Stately
PackagesAgent

Using with other stacks

Reuse models and executors from other AI frameworks via AI SDK LanguageModel objects, raw ai functions, and OpenAI-compatible endpoints.

Models are the interop currency

An agent machine never talks to a model directly. It builds requests, and the host supplies executors that run them (see Hosts and executors). So interop is really about where the executors come from, and the shared currency is the AI SDK LanguageModel object.

Whatever framework hands you a LanguageModel, drop it into createAiSdkExecutors({ models }) and you have a full { generateText, streamText, decide } set:

import { createAiSdkExecutors } from '@statelyai/agent/ai-sdk';

const executors = createAiSdkExecutors({
  models: { quick: someLanguageModel, careful: anotherLanguageModel },
});

await runAgent(machine, { input, ...executors });

Three ways in, from most to least capable:

  • AI SDK adapter. Any LanguageModel (Mastra, Cloudflare Workers AI via workers-ai-provider, TanStack AI, OpenRouter's AI SDK provider, any @ai-sdk/* package). Full support, including decide.
  • OpenAI-compatible. createOpenAiCompatExecutors({ baseUrl, apiKey }) for any OpenAI-shaped endpoint (Groq, Ollama, vLLM, Together, LM Studio). Full support, including decide.
  • Raw ai functions. Pass ai's generateText/streamText straight to runAgent. Text only: decide needs an adapter, and structured output is best-effort.

Recipe: reuse a Mastra model

Mastra agents are configured with an AI SDK LanguageModel. Reuse that same model object as an executor, with no re-config and no second provider setup:

import { openai } from '@ai-sdk/openai';
import { createAiSdkExecutors } from '@statelyai/agent/ai-sdk';

// The model you already pass to `new Agent({ model })` in Mastra.
const model = openai('gpt-5.4-mini');

await runAgent(machine, {
  input,
  ...createAiSdkExecutors({ models: { quick: model } }),
});

Anything exposing a LanguageModel works the same way, so the machine and Mastra share one model definition.
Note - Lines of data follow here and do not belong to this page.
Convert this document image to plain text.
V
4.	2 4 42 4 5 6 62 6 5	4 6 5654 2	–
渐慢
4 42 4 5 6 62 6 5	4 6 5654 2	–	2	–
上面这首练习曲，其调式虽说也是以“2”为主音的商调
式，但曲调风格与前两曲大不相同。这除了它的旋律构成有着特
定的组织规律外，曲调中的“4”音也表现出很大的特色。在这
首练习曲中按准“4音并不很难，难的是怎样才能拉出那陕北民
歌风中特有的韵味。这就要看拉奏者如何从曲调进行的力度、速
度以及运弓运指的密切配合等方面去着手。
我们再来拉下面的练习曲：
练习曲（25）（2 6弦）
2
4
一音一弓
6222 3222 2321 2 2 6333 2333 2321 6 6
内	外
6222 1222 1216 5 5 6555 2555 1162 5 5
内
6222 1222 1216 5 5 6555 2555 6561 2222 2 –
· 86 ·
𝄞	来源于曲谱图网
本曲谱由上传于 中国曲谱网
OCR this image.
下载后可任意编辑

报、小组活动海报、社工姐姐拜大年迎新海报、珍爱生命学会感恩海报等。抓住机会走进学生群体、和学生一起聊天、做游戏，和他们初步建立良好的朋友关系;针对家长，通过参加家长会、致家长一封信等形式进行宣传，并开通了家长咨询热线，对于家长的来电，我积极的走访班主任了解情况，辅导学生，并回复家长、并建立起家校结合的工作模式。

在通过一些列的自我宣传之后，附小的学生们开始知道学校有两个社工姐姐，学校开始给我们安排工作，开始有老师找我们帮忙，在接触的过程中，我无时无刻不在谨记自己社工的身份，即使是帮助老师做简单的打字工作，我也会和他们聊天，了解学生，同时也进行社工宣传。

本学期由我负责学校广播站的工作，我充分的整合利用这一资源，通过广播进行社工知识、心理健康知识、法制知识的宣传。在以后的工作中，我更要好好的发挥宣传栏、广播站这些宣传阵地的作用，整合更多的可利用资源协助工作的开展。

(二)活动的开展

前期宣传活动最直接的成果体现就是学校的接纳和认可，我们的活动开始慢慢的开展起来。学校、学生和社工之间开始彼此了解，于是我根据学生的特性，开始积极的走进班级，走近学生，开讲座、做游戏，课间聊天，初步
Recipe: Cloudflare Workers AI

workers-ai-provider turns a Workers AI binding into an AI SDK provider, so its models are ordinary LanguageModel objects:

import { createWorkersAI } from 'workers-ai-provider';
import { createAiSdkExecutors } from '@statelyai/agent/ai-sdk';

export default {
  async fetch(request, env) {
    const workersai = createWorkersAI({ binding: env.AI });
    const result = await runAgent(machine, {
      input: await request.json(),
      ...createAiSdkExecutors({
        models: { quick: workersai('@cf/meta/llama-3.1-8b-instruct') },
      }),
    });
    return Response.json(result);
  },
};

Pass Cloudflare-specific per-call options through request metadata: the host owns it, the machine just carries it.

Recipe: local Ollama via openai-compat

Ollama serves an OpenAI-compatible API. No provider package needed, just point at the local endpoint:

import { createOpenAiCompatExecutors } from '@statelyai/agent/openai-compat';

await runAgent(machine, {
  input,
  ...createOpenAiCompatExecutors({
    baseUrl: 'http://localhost:11434/v1',
    apiKey: 'ollama', // Ollama ignores it, but the field is required.
  }),
});

Swap baseUrl/apiKey for Groq, vLLM, Together, or LM Studio and the executors are the same.

What each path supports

PathgenerateTextstreamTextdecideStructured output
createAiSdkExecutorsyesyesyesyes
createOpenAiCompatExecutorsyesyesyesyes
Raw ai functionsyesyesnobest-effort

decide maps each machine event to a forced tool call, and that mapping lives in an adapter, so raw ai functions cannot back a decision. For reliable structured output, use one of the two adapters. See Text requests and Decisions for what each request type needs.